Expandir uma operação de transporte público inteligente e sustentável exige deixar para trás as fórmulas tradicionais para dar lugar à simulação preditiva. Ao transformar a incerteza em dados precisos por meio da plataforma da Hitachi Mobility Multimodal Solutions (HMMS), a Buses Vule otimizou seus processos internos e a cultura da sua equipe, além de converter o planejamento virtual em uma vantagem competitiva chave para conquistar novos contratos e garantir um serviço confiável a milhares de passageiros.
Agosto de 2026
A principal vantagem de uma ferramentas que integra o planejamento e a gestão do transporte público, otimizando recursos e equipes para garantir operações confiáveis com a máxima economia e agilidade, reside na sua capacidade de executar cenários complexos em tempo recorde. Anteriormente, o uso de planilhas do Excel ou softwares obsoletos gerava soluções únicas e rígidas; recalcular as rotas exigia repetir manualmente todo o processo, o que consumia dias de trabalho.
Com a suíte MAIOR, a Buses Vule, um dos principais operadores da Região Metropolitana de Santiago, obteve um verdadeiro laboratório virtual. Em um cenário recente de modelagem que envolveu 309 veículos, o sistema forneceu duas soluções rápidas em apenas 30 minutos. Com 8 horas adicionais de processamento, a plataforma gerou um conjunto de 40 soluções otimizadas diferentes.
Essa capacidade preditiva serviu como uma poderosa ferramenta comercial. No final de 2025, ao utilizar essas simulações precisas para elaborar propostas altamente competitivas, a Buses Vule venceu a licitação para operar duas novas unidades de negócio (EcoVía), o que somará 621 novos ônibus à sua frota.
“O sistema que testamos foi brilhante. Nos deu uma perspectiva completamente diferente. Sentimo-nos como se estivéssemos no futuro do transporte público, porque coisas que antes só sonhávamos em fazer, a plataforma já permitia que nossos operadores executassem rapidamente.”

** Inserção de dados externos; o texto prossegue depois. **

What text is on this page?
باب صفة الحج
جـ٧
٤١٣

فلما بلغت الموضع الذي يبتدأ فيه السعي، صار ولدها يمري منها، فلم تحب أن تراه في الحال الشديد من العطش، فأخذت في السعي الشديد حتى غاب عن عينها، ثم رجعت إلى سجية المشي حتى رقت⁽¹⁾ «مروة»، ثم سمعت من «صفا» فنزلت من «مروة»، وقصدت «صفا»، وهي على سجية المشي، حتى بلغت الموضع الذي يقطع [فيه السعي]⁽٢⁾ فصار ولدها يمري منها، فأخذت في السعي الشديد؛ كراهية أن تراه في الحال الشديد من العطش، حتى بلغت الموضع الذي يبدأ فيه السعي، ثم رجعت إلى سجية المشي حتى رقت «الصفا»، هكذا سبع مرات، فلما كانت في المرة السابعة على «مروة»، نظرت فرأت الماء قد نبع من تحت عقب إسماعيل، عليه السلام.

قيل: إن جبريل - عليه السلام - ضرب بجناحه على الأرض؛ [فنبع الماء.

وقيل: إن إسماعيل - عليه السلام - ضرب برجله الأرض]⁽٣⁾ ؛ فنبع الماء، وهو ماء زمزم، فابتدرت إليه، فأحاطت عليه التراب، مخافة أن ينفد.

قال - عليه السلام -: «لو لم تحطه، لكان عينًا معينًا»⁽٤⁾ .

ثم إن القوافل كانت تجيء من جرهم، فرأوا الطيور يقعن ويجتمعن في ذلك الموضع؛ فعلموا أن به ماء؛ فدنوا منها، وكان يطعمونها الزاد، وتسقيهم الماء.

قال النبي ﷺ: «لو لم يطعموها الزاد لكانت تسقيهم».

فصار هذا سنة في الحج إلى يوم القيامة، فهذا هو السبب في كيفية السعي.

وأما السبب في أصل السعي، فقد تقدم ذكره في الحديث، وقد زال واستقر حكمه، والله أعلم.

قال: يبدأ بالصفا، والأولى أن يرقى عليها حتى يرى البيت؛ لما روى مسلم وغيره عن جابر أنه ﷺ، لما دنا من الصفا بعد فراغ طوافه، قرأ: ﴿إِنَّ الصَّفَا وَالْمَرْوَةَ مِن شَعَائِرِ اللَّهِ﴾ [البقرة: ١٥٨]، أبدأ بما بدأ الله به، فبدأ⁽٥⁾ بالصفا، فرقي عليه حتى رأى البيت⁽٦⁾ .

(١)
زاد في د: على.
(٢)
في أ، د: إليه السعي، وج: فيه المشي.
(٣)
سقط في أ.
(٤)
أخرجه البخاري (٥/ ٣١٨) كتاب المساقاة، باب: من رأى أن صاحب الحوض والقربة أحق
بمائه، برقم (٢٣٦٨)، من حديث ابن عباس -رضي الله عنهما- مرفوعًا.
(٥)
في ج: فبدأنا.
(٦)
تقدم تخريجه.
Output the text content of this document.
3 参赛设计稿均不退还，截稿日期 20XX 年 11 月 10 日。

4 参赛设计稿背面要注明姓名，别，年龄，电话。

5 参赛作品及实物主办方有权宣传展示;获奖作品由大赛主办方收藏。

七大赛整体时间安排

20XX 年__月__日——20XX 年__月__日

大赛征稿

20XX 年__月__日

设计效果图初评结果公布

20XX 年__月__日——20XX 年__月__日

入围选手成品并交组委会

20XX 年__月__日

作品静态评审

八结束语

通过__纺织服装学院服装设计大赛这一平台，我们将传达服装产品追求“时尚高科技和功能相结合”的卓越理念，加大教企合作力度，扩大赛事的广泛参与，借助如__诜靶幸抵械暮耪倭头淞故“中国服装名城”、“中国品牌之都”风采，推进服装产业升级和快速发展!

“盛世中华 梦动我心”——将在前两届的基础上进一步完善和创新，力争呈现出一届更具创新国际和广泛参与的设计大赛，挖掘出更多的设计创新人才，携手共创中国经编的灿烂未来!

— David Illanes, Chefe do Centro Operacional de Frota (COF) da Buses Vule
A transição tecnológica também exigiu uma evolução na cultura interna. Tradicionalmente, o sistema funcionava com “folhas de rota”, nas quais os motoristas se apresentavam no terminal e a equipe de despacho atribuía dinamicamente as tarefas diárias no momento.
Com o novo sistema, os horários vêm otimizados e totalmente pré-programados. Esse modelo maximiza as horas produtivas tanto do pessoal quanto dos veículos na rota, enquanto minimiza o tempo de inatividade nas garagens.
“Quando você passa para tarefas programadas pelo sistema, a dinâmica muda completamente. Já indicamos ao motorista o que ele deve fazer; ele não fica mais parado no terminal esperando instruções manuais. Ele chega para o seu turno sabendo exatamente qual será sua rotina.”
— David Illanes
Para os moradores de Santiago, o padrão RED já transformou em norma comodidades físicas como ar-condicionado, Wi-Fi e entradas USB. Hoje, a principal prioridade dos usuários do transporte público mudou: o foco está na confiabilidade e na consistência do serviço.
Quando o planejamento leva em conta com precisão as variáveis de trânsito e as limitações da frota elétrica, a operação nas ruas ganha mais estabilidade.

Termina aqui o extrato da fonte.